Opinion
1377 CA 16–01936
12-22-2017
EMMETT J. CREAHAN, DIRECTOR, MENTAL HYGIENE LEGAL SERVICE, ROCHESTER (MICHAEL F. HIGGINS OF COUNSEL), FOR PETITIONER–APPELLANT. ERIC T. SCHNEIDERMAN, ATTORNEY GENERAL, ALBANY (KATHLEEN M. TREASURE OF COUNSEL), FOR RESPONDENTS–RESPONDENTS.
EMMETT J. CREAHAN, DIRECTOR, MENTAL HYGIENE LEGAL SERVICE, ROCHESTER (MICHAEL F. HIGGINS OF COUNSEL), FOR PETITIONER–APPELLANT.
ERIC T. SCHNEIDERMAN, ATTORNEY GENERAL, ALBANY (KATHLEEN M. TREASURE OF COUNSEL), FOR RESPONDENTS–RESPONDENTS.
PRESENT: WHALEN, P.J., CENTRA, DEJOSEPH, NEMOYER, AND WINSLOW, JJ.
MEMORANDUM AND ORDER
Memorandum:Petitioner appeals from an order, entered after an annual review hearing pursuant to Mental Hygiene Law § 10.09(d), determining that he is a dangerous sex offender requiring confinement and directing that he continue to be confined to a secure treatment facility (see§§ 10.03[e]; 10.09 [h] ).
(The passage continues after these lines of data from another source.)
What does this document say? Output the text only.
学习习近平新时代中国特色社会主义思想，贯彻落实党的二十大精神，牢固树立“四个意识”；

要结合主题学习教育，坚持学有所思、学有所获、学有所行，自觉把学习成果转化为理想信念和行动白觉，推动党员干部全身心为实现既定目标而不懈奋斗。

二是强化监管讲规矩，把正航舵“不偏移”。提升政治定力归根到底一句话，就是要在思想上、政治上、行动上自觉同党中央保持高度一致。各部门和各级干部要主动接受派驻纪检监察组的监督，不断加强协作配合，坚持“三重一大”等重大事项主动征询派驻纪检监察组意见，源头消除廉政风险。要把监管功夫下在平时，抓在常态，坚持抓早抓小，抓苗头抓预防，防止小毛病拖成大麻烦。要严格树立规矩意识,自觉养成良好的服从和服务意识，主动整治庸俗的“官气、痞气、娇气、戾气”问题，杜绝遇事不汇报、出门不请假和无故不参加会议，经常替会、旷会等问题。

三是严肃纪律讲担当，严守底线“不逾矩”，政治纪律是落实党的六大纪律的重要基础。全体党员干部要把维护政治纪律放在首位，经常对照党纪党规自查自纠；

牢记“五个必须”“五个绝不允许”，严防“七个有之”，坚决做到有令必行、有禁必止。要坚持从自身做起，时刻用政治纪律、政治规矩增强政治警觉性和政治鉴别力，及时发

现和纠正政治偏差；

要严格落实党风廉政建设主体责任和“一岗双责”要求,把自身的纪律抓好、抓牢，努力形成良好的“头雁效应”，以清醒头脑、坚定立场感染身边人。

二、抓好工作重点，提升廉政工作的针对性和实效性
We reject petitioner's contention that the evidence is legally insufficient to establish that his continued confinement is required. Respondents presented the testimony of two psychologists who opined that petitioner suffers from pedophilic disorder and antisocial personality disorder, as well as the "additional condition" of psychopathy, and that those conditions render him unable to control his sex-offending behavior. The psychologists' opinions were based on, inter alia, petitioner's history of sex offenses, his scores on risk assessment instruments, and his "minimal progress" in treatment programs, including his continuing denial that he committed the underlying offenses. Viewing the evidence in the light most favorable to respondents (see Matter of State of New York v John S., 23 N.Y.3d 326, 348, 991 N.Y.S.2d 532, 15 N.E.3d 287 [2014] ), we conclude that they met their burden of establishing by clear and convincing evidence that petitioner suffers from a mental abnormality "involving such a strong predisposition to commit sex offenses, and such an inability to control behavior, that [he] is likely to be a danger to others and to commit sex offenses if not confined to a secure treatment facility" ( Mental Hygiene Law § 10.03 [e]; see§ 10.07[f]; Matter of State of New York v. Bushey, 142 A.D.3d 1375, 1376–1377, 38 N.Y.S.3d 652 [4th Dept. 2016] ; Matter of Billinger v. State of New York, 137 A.D.3d 1757, 1758, 27 N.Y.S.3d 423 [4th Dept. 2016],lv. denied 27 N.Y.3d 911, 39 N.Y.S.3d 379, 62 N.E.3d 119 [2016] ; Matter of Sincere KK. v. State of New York, 129 A.D.3d 1254, 1254–1255, 11 N.Y.S.3d 333 [3d Dept. 2015], lv denied 26 N.Y.3d 906, 17 N.Y.S.3d 87, 38 N.E.3d 833 [2015] ). Contrary to petitioner's contention, the absence of evidence that he has engaged in sexual misconduct while confined does not render the evidence legally insufficient to warrant his continued confinement (see genera lly Matter of State of New York v Robert V., 111 AD3d 541, 542, 975 N.Y.S.2d 390 [1st Dept 2013],lv denied 23 N.Y.3d 901, 987 N.Y.S.2d 1, 10 N.E.3d 189 [2014] ).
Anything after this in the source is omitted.